By Andrew Hamlin
NORTHWEST ASIAN WEEKLY
“My poems investigate,” opined Paul Tran, the Vietnamese American poet, slam poet, essayist, and educator. “I don’t believe in reductive, agreeable poems composed neatly arranged punchlines and platitudes. I don’t believe in work that reifies oppressive hierarchies or structures of power.
“I usually have a question and use the poem to dissect that question, rather than write a poem about things I already know and believe.”
Tran, coming to town as a featured poet at the Grand Slam Championship at Hale’s Ales Palladium, on April 19, identifies as gender queer, and uses “they” pronouns. Their appearance is supported by the Rain City Slam organization. They serve as Poet-in-Residence at Poet Urban Word NYC. They also work at Barnard College, Hunter College, and Columbia University, where they coach the poetry slam teams.
The championship will feature nine competitors performing for five judges, each competing poet vying to become the lone representative of Seattle for the National Poetry Slam in Denver.
Slam poetry, developed in Chicago in 1984, by Marc “Slam Papi” Smith, is a competitive game in which poets perform poems of a given time restriction, usually 3 minutes, and are judged by five random audience members. The judges offer a score of 0 to 10, with 10 being the highest score, and the highest scoring poets advance to the next round.
Tran originally hails from San Diego, where they remember their single mother working to support family both in America and back in Vietnam. The neighborhood includes Vietnamese, Sudanese, Eritrean, and Mexican immigrants.
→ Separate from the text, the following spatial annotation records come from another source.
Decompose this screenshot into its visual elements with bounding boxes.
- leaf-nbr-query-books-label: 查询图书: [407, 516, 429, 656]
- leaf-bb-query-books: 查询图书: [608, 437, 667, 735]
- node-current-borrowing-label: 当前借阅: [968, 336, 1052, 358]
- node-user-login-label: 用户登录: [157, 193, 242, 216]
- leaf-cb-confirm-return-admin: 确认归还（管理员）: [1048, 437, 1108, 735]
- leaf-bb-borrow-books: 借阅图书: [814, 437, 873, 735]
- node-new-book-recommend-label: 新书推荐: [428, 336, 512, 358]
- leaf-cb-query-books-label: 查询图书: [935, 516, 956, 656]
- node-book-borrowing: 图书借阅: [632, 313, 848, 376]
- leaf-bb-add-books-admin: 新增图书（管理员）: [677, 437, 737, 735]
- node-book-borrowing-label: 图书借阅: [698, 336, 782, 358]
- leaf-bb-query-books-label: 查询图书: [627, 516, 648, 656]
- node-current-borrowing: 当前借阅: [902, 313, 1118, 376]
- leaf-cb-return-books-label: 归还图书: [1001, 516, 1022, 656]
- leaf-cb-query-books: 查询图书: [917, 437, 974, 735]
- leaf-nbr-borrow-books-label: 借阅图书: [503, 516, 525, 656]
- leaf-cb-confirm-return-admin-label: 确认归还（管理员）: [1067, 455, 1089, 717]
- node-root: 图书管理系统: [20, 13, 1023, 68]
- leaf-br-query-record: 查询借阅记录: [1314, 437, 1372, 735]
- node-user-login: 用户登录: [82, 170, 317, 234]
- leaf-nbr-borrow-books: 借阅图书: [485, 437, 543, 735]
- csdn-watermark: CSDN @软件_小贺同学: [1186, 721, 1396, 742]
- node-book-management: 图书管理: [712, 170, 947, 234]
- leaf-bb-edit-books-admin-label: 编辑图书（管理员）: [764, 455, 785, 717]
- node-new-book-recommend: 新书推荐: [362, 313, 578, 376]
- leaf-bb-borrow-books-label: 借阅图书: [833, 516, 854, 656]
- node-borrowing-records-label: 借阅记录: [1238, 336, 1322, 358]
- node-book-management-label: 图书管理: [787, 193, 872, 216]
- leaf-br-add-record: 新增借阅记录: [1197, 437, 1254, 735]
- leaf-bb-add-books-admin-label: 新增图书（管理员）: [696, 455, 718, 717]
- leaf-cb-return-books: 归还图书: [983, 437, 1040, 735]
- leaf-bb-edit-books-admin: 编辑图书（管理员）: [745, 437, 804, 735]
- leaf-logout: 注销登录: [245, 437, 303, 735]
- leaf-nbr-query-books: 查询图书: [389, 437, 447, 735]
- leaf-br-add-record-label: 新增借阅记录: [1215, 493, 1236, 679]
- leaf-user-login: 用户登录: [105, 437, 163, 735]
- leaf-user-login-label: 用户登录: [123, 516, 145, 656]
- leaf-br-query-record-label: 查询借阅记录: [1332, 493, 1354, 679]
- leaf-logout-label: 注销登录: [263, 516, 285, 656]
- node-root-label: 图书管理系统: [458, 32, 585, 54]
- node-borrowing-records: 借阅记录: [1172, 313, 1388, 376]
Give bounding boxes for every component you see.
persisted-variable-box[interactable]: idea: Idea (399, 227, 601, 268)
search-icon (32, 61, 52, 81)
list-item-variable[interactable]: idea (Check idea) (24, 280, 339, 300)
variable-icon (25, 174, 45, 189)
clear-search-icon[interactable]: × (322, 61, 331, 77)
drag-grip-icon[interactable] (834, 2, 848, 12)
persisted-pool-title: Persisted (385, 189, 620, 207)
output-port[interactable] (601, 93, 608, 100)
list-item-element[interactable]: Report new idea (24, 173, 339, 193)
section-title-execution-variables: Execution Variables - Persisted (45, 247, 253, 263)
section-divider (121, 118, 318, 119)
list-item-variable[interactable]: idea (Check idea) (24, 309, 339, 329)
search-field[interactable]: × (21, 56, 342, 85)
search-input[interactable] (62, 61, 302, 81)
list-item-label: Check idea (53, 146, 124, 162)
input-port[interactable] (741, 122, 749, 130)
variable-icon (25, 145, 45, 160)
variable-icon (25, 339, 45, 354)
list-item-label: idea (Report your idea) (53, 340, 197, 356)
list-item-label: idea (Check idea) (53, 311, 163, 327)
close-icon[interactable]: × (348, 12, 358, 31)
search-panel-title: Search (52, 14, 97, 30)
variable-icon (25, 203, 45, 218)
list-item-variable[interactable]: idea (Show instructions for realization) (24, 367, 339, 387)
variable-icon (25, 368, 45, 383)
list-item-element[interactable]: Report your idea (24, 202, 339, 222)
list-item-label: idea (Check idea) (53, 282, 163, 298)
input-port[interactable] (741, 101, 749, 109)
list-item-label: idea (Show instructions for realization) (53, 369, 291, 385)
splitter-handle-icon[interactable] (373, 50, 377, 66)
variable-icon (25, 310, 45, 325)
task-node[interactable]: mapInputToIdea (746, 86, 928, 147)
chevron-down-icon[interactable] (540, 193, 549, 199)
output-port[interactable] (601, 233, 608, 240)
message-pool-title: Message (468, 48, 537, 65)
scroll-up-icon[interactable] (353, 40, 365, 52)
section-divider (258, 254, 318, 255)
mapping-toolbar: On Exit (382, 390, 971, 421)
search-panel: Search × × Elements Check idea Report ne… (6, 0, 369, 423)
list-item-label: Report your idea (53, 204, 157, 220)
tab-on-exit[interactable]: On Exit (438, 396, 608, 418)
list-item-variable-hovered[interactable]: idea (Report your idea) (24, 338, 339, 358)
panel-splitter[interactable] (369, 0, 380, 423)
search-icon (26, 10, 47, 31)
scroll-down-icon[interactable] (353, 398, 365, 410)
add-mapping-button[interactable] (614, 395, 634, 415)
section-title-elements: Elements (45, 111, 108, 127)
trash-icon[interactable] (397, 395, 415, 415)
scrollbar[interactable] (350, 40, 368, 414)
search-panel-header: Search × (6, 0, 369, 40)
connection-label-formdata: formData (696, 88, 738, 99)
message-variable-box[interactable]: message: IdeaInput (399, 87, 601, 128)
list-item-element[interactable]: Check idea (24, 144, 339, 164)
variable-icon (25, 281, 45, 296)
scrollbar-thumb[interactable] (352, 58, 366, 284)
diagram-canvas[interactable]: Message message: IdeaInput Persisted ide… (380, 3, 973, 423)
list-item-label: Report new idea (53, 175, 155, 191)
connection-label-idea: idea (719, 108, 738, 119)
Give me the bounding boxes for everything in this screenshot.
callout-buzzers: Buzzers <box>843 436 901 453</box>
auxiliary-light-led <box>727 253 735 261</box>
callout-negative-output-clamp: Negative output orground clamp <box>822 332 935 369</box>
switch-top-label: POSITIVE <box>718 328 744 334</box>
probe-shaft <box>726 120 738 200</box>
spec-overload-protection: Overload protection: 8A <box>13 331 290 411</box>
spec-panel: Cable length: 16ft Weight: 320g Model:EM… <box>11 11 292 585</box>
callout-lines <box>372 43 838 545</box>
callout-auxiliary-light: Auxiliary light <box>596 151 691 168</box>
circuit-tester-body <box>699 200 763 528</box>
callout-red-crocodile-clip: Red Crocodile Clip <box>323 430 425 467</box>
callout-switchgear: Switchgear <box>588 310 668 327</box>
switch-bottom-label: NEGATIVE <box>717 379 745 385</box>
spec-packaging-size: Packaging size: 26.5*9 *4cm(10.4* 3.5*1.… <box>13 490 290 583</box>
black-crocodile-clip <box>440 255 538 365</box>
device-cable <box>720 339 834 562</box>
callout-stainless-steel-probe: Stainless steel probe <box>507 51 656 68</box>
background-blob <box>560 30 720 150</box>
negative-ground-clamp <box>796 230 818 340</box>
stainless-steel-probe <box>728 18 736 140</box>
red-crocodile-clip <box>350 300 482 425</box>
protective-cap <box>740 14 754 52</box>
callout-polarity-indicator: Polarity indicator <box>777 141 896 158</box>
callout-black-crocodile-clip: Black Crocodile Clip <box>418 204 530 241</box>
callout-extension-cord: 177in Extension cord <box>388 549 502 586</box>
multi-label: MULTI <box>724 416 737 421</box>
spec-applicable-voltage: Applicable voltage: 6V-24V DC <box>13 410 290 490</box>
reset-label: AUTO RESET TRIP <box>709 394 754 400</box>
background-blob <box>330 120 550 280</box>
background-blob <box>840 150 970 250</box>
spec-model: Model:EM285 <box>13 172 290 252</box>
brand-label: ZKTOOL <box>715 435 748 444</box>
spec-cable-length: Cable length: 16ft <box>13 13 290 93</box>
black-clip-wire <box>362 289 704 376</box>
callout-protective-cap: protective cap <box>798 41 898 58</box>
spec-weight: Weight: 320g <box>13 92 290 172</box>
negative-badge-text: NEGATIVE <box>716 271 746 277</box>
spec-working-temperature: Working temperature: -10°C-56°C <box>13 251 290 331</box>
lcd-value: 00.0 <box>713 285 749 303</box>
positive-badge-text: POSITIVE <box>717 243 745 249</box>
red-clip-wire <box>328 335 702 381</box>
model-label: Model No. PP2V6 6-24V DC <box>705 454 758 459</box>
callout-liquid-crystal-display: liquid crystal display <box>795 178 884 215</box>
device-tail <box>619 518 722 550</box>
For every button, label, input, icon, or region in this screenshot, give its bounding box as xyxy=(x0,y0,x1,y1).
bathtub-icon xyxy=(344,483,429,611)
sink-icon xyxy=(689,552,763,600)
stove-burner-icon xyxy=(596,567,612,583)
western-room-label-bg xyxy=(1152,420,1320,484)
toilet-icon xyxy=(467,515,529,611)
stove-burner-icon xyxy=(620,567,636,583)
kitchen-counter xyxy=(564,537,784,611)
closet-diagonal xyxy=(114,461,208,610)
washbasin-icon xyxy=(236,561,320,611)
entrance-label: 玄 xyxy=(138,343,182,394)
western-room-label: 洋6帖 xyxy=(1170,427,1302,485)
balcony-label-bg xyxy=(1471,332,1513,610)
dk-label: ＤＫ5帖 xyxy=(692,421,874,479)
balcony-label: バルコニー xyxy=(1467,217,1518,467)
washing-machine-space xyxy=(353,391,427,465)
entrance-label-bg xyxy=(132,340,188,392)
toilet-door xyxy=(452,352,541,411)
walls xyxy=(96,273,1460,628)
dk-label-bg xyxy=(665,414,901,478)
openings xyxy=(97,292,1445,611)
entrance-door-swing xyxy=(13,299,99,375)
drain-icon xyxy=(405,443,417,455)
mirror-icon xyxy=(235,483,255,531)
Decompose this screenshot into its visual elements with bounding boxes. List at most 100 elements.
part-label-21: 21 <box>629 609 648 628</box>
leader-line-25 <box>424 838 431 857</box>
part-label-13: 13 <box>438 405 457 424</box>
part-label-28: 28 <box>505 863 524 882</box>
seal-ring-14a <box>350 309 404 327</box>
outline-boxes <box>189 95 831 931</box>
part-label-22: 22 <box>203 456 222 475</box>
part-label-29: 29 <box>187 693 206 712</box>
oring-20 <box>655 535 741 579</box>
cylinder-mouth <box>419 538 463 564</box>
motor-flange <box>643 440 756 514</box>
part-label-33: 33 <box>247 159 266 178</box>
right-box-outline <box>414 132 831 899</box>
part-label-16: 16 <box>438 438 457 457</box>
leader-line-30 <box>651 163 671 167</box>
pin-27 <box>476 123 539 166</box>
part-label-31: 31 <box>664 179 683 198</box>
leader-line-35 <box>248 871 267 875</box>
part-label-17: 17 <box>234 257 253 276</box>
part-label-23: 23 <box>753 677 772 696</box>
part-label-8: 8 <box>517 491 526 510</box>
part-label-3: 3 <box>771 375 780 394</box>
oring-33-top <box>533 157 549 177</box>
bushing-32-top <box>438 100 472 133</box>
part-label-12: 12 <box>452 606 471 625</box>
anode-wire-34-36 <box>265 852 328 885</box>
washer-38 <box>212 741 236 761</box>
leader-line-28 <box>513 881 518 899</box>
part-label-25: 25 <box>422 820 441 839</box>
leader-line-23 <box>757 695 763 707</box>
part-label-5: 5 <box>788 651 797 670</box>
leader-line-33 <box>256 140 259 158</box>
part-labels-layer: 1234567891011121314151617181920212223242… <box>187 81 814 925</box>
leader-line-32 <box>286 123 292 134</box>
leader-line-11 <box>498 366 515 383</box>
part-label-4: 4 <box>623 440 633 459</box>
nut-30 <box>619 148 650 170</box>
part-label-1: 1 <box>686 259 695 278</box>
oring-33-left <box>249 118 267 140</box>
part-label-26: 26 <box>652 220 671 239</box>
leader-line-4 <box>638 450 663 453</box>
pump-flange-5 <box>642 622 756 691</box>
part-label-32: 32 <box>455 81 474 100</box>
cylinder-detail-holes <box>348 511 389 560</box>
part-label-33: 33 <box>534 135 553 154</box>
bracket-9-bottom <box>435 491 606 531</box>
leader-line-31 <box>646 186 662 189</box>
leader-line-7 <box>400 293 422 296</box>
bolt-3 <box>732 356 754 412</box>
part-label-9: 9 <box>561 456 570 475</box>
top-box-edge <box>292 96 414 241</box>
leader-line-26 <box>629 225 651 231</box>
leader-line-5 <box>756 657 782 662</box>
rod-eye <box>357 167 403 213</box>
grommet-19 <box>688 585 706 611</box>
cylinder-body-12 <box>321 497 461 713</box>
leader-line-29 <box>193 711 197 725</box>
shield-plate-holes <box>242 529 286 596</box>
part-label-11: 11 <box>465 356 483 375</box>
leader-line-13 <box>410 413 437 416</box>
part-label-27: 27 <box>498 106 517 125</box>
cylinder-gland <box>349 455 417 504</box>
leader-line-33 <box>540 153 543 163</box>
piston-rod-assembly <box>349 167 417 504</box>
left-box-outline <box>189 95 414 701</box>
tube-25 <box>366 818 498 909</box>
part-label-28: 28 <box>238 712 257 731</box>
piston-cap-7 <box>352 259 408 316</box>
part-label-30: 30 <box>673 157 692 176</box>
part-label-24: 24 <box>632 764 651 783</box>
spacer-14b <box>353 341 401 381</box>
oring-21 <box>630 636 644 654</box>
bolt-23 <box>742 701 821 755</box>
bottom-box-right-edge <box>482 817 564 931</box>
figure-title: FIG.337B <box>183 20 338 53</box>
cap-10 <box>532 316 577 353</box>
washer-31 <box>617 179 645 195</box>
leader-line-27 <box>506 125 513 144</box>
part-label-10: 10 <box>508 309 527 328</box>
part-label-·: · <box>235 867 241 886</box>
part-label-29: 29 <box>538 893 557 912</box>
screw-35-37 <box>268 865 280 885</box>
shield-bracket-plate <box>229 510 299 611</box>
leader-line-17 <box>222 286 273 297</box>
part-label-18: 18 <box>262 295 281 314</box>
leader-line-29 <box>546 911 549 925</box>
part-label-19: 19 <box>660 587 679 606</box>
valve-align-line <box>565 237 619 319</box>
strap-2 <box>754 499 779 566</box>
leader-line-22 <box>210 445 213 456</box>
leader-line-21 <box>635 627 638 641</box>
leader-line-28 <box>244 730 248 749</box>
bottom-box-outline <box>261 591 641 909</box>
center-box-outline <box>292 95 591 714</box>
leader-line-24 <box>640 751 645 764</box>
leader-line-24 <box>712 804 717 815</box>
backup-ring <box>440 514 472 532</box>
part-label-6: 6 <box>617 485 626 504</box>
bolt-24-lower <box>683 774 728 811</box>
“It’s powerful,” the poet reflected, “seeing refugees, immigrants, and families of color making sense of their new lives in the United States, its tragedies and triumphs, and exacting all their human gifts in the cultivation of futures that are, as many of us hope, brighter and safer than the futures we were once conferred. I saw this each time my mother swallowed the patronizing and racist and sexist ways her customers treated her, each time I took the bus two hours to and from high school at the campus of the University of California, San Diego, whose wealth and conservatism told me I wasn’t supposed to succeed in life or that I was inadequately built for the privileges others had.”
Tran graduated from Brown University, and credited poets such as Franny Choi, Jamila Woods, and Fatimah Asghar. Tran especially points to Choi, who “taught me much about the elegance, responsibility, and radical potential of writing.” Poetry mentors, including Cathy Linh Che and Ocean Vuong, “helped me sharpen and re-sharpen my voice, turning the prism of what I have to say until I discover the most daring way to say it.”
Asked about their distinctive approach to slam poetry, Tran mused, “Nothing I have to say hasn’t been said before, but that it’s said by me, by a person occupying the intersection of my identities and life experiences, enormously matters.
“Benedict Anderson,” Tran added, “writes that the nation state forges imagined communities through print capital that clearly determines who the nation state values and serves. By writing from the intersection of my subject positions towards those of similar marginalized backgrounds, I aim to say that our stories matter. Our lives matter.”